An Introduction to Macroeconomics with Household Heterogeneity
Dirk Krueger, University of Pennsylvania
December 16 – 20 , 2024
This is a course in quantitative macroeconomics with heterogeneous households. Its main thematic focus is on the interaction between inequality on the micro level and aggregate economic outcomes on the macro level. The course will have five modules. First, it will discuss the empirical motivation and household level data sets with the study of household heterogeneity in macroeconomics, and will review the complete markets-representative agent paradigm. The second module will study single household's intertemporal consumption and labor supply allocation decisions in partial equilibrium under various assumptions about the life horizon and labor income process of the household as well as the capital market structure. In the third module we will discuss the existence, uniqueness and computation of stationary general equilibria of the models analyzed in the second module, and apply it to evaluate the long-run consequences of fiscal policy reforms. The fourth module will be devoted to the analysis of aggregate shocks in the class of models from module 2 and 3, both completely unanticipated (so-called MIT) shocks as well as partially anticipated. Applications to recent crises (the financial crisis of 2007-2009 as well as the COVID-19 health crisis) will be presented. The course will conclude, in a fifth module, with an introduction to dynamic models with enforcement and private information frictions, including the evaluation of the empirical predictions of these classes of models for consumption and wealth inequality.
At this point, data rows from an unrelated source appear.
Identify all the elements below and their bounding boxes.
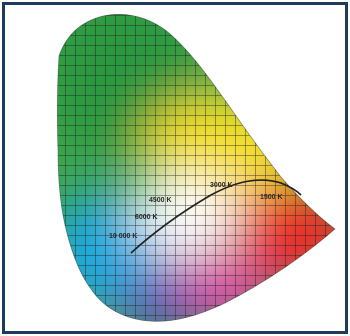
diagram-frame: 10 000 K 6000 K 4500 K 3000 K 1500 K bbox=[2, 2, 348, 334]
grid-lines bbox=[57, 14, 336, 322]
planckian-locus-curve bbox=[130, 179, 302, 254]
spectral-locus-outline bbox=[56, 13, 336, 322]
label-6000k: 6000 K bbox=[135, 214, 158, 221]
label-1500k: 1500 K bbox=[260, 194, 283, 201]
cie-chromaticity-diagram: 10 000 K 6000 K 4500 K 3000 K 1500 K bbox=[56, 13, 336, 322]
label-3000k: 3000 K bbox=[210, 182, 233, 189]
color-gamut bbox=[57, 14, 336, 322]
label-4500k: 4500 K bbox=[149, 197, 172, 204]
label-10000k: 10 000 K bbox=[109, 233, 137, 240]
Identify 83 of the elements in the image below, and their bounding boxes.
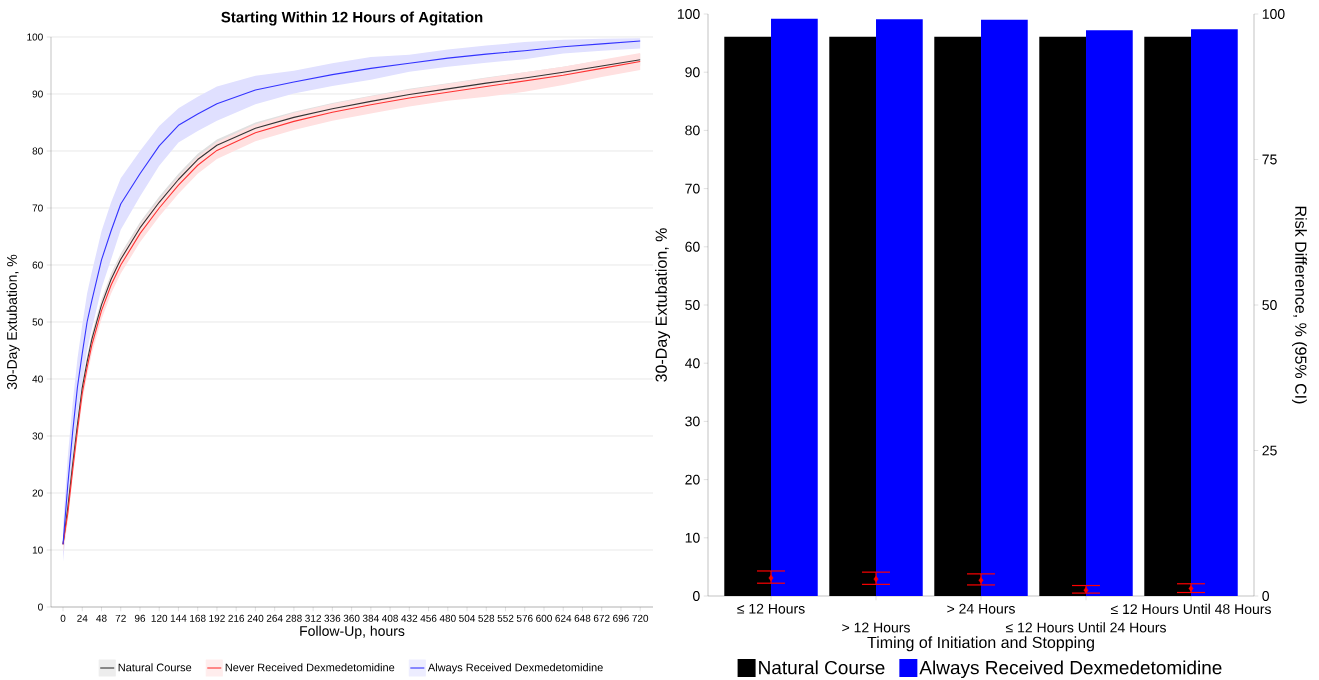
x-tick-label: 72 (115, 614, 126, 622)
x-tick-label: 672 (593, 614, 610, 622)
legend-label: Natural Course (118, 663, 192, 672)
y-tick-label: 90 (32, 90, 43, 98)
x-tick-label: 48 (96, 614, 107, 622)
x-tick-label: 24 (77, 614, 88, 622)
x-tick-label: 504 (459, 614, 476, 622)
bar (724, 36, 772, 596)
bar (1144, 36, 1192, 596)
y2-tick-label: 100 (1262, 9, 1285, 19)
x-tick-label: 384 (362, 614, 379, 622)
y-tick-label: 30 (32, 432, 43, 440)
legend-label: Always Received Dexmedetomidine (427, 663, 603, 674)
y2-tick-label: 25 (1262, 445, 1277, 456)
bar (771, 18, 818, 596)
y-tick-label: 0 (693, 591, 700, 601)
x-tick-label: 480 (439, 614, 456, 622)
x-tick-label: 408 (381, 614, 398, 622)
x-tick-label: 600 (536, 614, 552, 622)
legend-label: Always Received Dexmedetomidine (919, 660, 1222, 679)
x-tick-label: 696 (613, 614, 629, 622)
x-tick-label: > 24 Hours (947, 603, 1015, 614)
legend-label: Never Received Dexmedetomidine (225, 663, 395, 672)
chart-title: Starting Within 12 Hours of Agitation (221, 11, 483, 26)
x-tick-label: 336 (324, 614, 341, 622)
x-tick-label: 216 (228, 614, 245, 622)
y-tick-label: 10 (32, 546, 43, 554)
x-tick-label: 240 (247, 614, 264, 622)
y2-tick-label: 0 (1262, 591, 1270, 601)
y-tick-label: 40 (684, 358, 700, 369)
x-tick-label: 192 (209, 614, 225, 622)
y-tick-label: 70 (685, 183, 700, 194)
y-tick-label: 20 (32, 489, 43, 497)
bar (981, 19, 1028, 596)
y-tick-label: 10 (685, 532, 700, 543)
x-tick-label: 144 (170, 614, 187, 622)
x-tick-label: ≤ 12 Hours (737, 603, 805, 614)
x-tick-label: ≤ 12 Hours Until 48 Hours (1110, 603, 1271, 615)
bar (829, 36, 877, 596)
x-tick-label: 96 (134, 614, 146, 622)
x-tick-label: 360 (343, 614, 360, 622)
y-axis-title: 30-Day Extubation, % (655, 228, 671, 382)
y-tick-label: 80 (685, 125, 700, 136)
y2-tick-label: 75 (1262, 154, 1277, 165)
y-tick-label: 40 (32, 375, 43, 383)
y-tick-label: 60 (685, 241, 700, 252)
y-tick-label: 30 (685, 416, 700, 427)
y-tick-label: 80 (32, 147, 43, 155)
x-tick-label: 648 (574, 614, 591, 622)
y-tick-label: 50 (685, 300, 700, 310)
bar (876, 19, 923, 596)
legend-label: Natural Course (759, 660, 885, 675)
x-tick-label: 576 (516, 614, 533, 622)
x-axis-title: Follow-Up, hours (300, 625, 405, 639)
x-tick-label: 0 (60, 614, 66, 622)
y-tick-label: 70 (32, 204, 43, 212)
x-tick-label: 312 (305, 614, 321, 622)
y2-axis-title: Risk Difference, % (95% CI) (1291, 206, 1307, 404)
y2-tick-label: 50 (1262, 300, 1277, 310)
bar (1191, 29, 1238, 596)
x-tick-label: 720 (632, 614, 649, 622)
bar (934, 36, 982, 596)
x-tick-label: 624 (555, 614, 572, 622)
x-tick-label: 288 (286, 614, 302, 622)
x-tick-label: 528 (478, 614, 495, 622)
x-tick-label: 432 (401, 614, 418, 622)
x-tick-label: 456 (420, 614, 437, 622)
bar (1039, 36, 1087, 596)
x-tick-label: ≤ 12 Hours Until 24 Hours (1005, 622, 1166, 633)
bar (1086, 30, 1133, 596)
y-tick-label: 50 (32, 318, 43, 326)
y-tick-label: 100 (27, 33, 43, 41)
x-tick-label: 552 (497, 614, 514, 622)
x-axis-title: Timing of Initiation and Stopping (867, 636, 1094, 652)
x-tick-label: 264 (266, 614, 283, 622)
x-tick-label: 120 (151, 614, 168, 622)
x-tick-label: 168 (190, 614, 206, 622)
y-axis-title: 30-Day Extubation, % (6, 254, 20, 390)
y-tick-label: 90 (685, 67, 700, 78)
y-tick-label: 100 (677, 9, 700, 19)
y-tick-label: 20 (685, 474, 700, 485)
x-tick-label: > 12 Hours (842, 622, 910, 633)
y-tick-label: 60 (32, 261, 43, 269)
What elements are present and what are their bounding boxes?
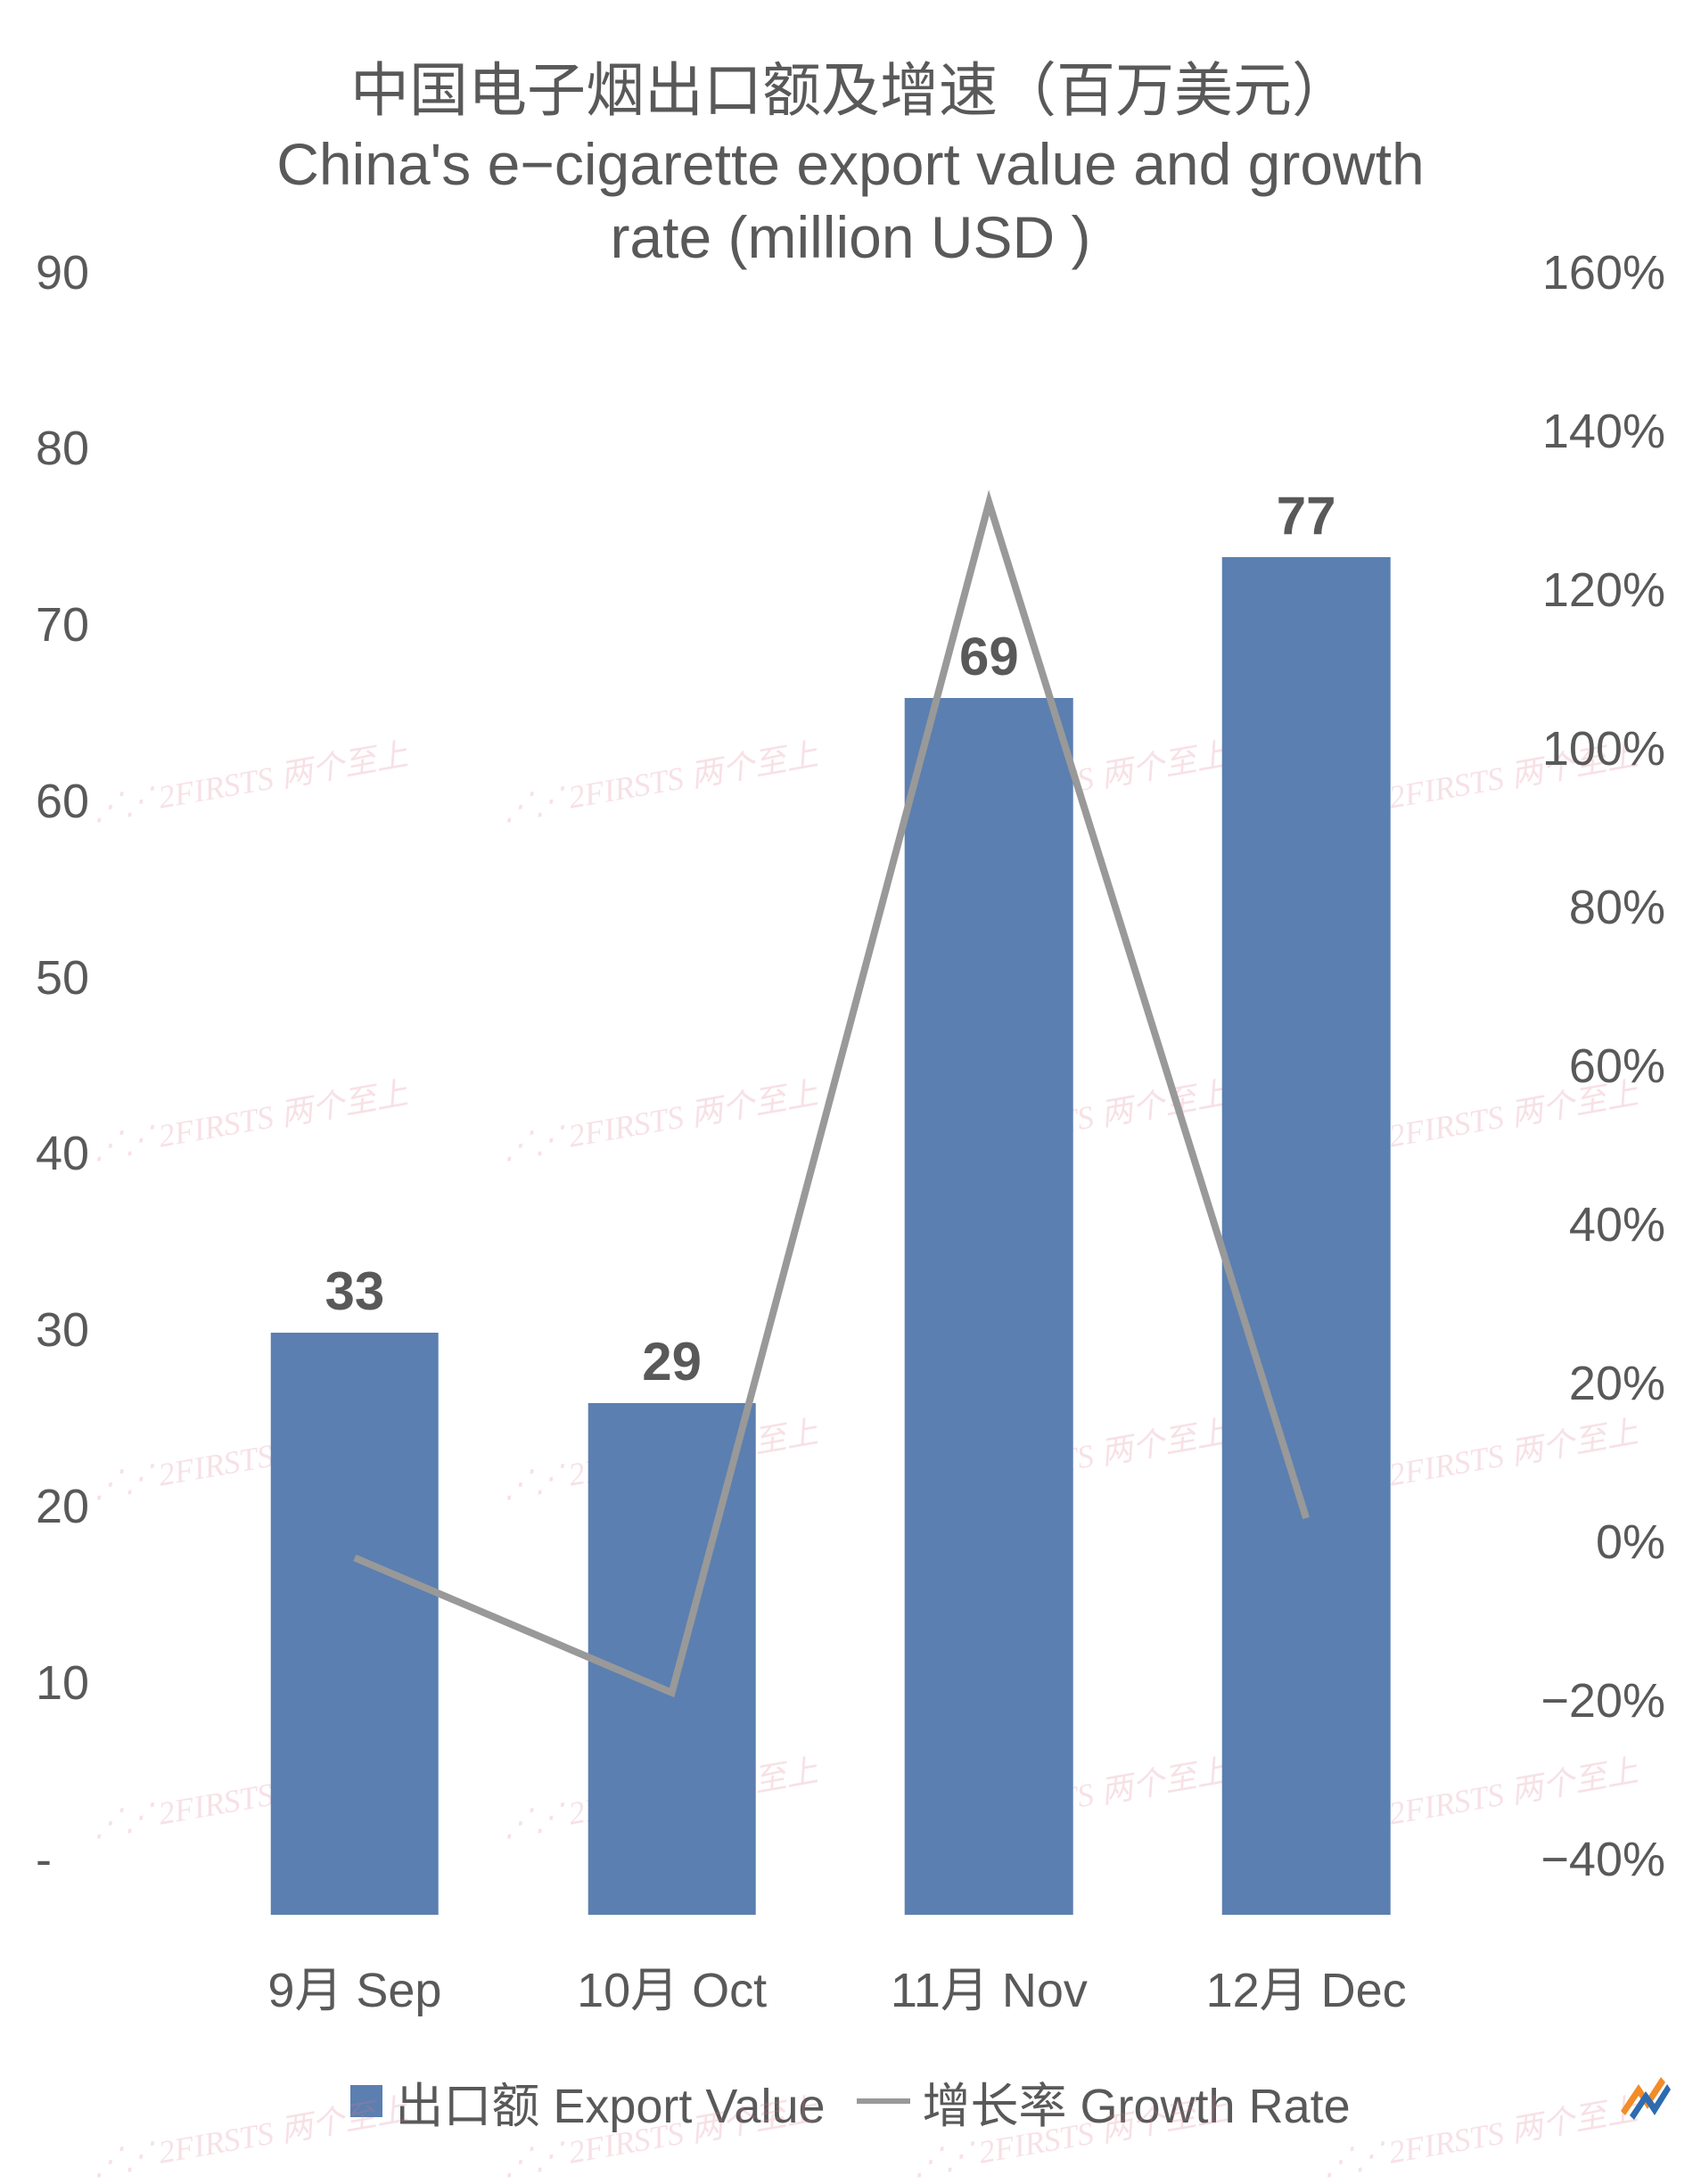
legend-marker-line [857, 2098, 910, 2104]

Professor Dirk Krueger also holds a secondary appointment at Wharton’s Finance department and is a Fellow of the Econometric Society. He is the editor of the International Economic Review, a Research Associate at the National Bureau of Economic Research and Penn’s Population Studies Center, a Research Fellow at the Centre for Economic Policy Research, a Research Fellow at Netspar, and a Research Fellow at the Center for Financial Studies at Goethe University Frankfurt. His research has focused on whether, how and to what extent risk, a central concern in macroeconomics, is shared across households or groups of households. The main risks that affect typical households are labor income risks (e.g., due to becoming unemployed), health, disability and mortality risks. Since the economic impact of these risks is potentially large the welfare impact of sharing their economic consequences can be substantial. His research in this area, which is located in the field of macroeconomics but has strong links to other fields of economics, especially public finance and labor economics, combines economic theory with empirical and computational methods to answer research questions that are of immediate policy relevance.
Application
The application deadline ended on September 15, 2024.
Admission and Registration
The Study Center communicates admission decision by the end of October, 2024, and sends participants the corresponding invoice. The registration form will be sent after the Center receives the payment of the course fee.